A targeted programme is wiping the slate clean for prisoners with drug and alcohol issues.
Hawke's Bay Regional Prison's Drug Treatment Unit (DTU) has completed 50 of the six-month courses, with 10 prisoners graduating from the most recent round.
A total of 541 prisoners have been through the process since it began in May 2007, in conjunction with treatment provider CareNZ.
Addressing alcohol and drug abuse is a priority focus area for the Department of Corrections, with two-thirds of New Zealand prisoners known to have substance abuse problems and more than 50 per cent of crime committed by people under the influence of drugs and alcohol.
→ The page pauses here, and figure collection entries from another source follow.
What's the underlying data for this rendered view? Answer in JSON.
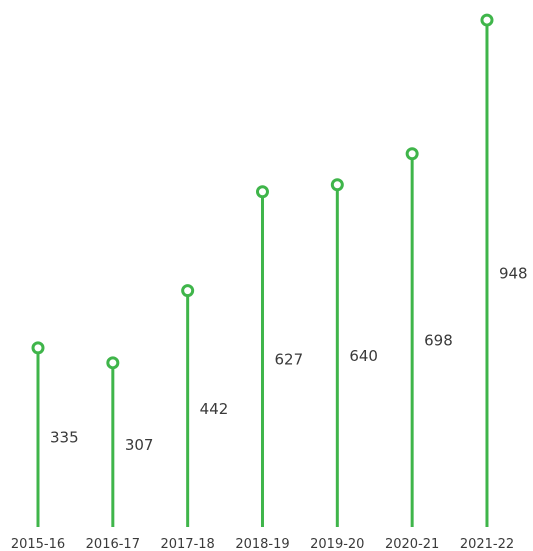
{
  "chart_data": {
    "type": "lollipop",
    "categories": [
      "2015-16",
      "2016-17",
      "2017-18",
      "2018-19",
      "2019-20",
      "2020-21",
      "2021-22"
    ],
    "values": [
      335,
      307,
      442,
      627,
      640,
      698,
      948
    ],
    "value_labels": [
      "335",
      "307",
      "442",
      "627",
      "640",
      "698",
      "948"
    ],
    "title": "",
    "xlabel": "",
    "ylabel": "",
    "ylim": [
      0,
      950
    ],
    "grid": false,
    "legend": "none",
    "colors": {
      "stem": "#3fb54a",
      "marker_fill": "#ffffff",
      "text": "#3a3a3a"
    }
  }
}
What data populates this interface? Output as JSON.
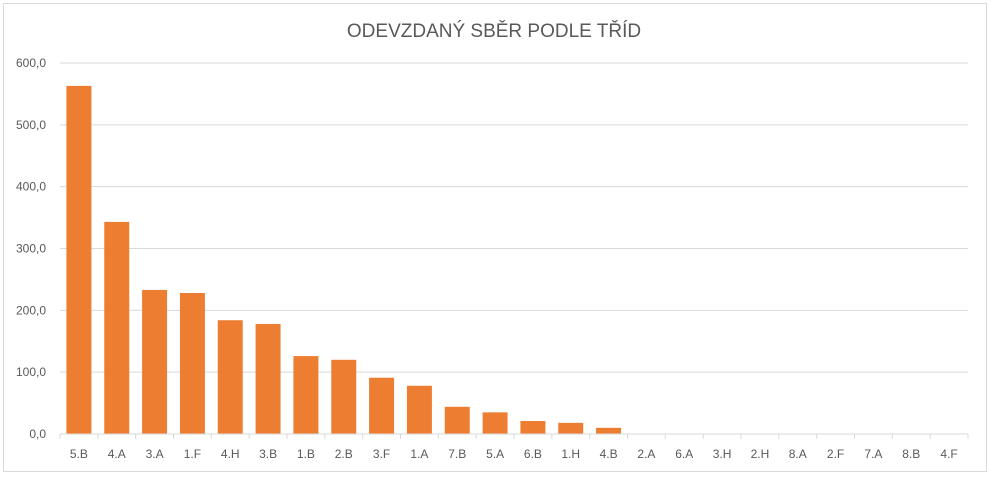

"I now have better insight of the underlying factors to my addiction," course graduate *Jack said. "I can identify triggers that lead to high-risk situations to eliminate re-offending in the future."
Prison director George Massingham said graduation was an important milestone in recovery and the prevention of a relapse. "Not only is the Drug Treatment Unit addressing the men's addiction to drugs and alcohol, it's an important step in their rehabilitation," he said.
"It represents a fresh start ... and will benefit them, their families and the community."
CareNZ has worked alongside Corrections in facilitating treatment units since 1997, when the first was opened in Arohata Women's Prison.
General manager of operations at CareNZ Gill Hood highlighted many outcomes of the specialised programme.
"It has taken them a lot of courage and hard work to make changes to their lives," she said.
"Research shows that DTU programmes are effective in reducing crime, we will continue to support offenders in prison and are also planning to expand our services for graduates in the community."
The DTU is a separate 60-bed area away from the mainstream prison which provides a supportive and caring environment.
A community comprising prisoners and staff worked together to establish an environment where participants felt safe to address their issues.
Through structured group work, social skills, training and therapy groups they address "factors" which influence substance abuse use as a tool to reduce offending behaviour.
Criteria for entry to the programme is strict - prisoners must first acknowledge they have an addiction and be motivated to change their own lives.
Greater access to alcohol and drug treatment is one of the ways Corrections aimed to reduce re-offending by 25 per cent by 2017.
Options were also available for prisoners who were not part of the DTU. A range of drug and alcohol rehabilitation and intervention programmes are also offered to those carrying out community sentences.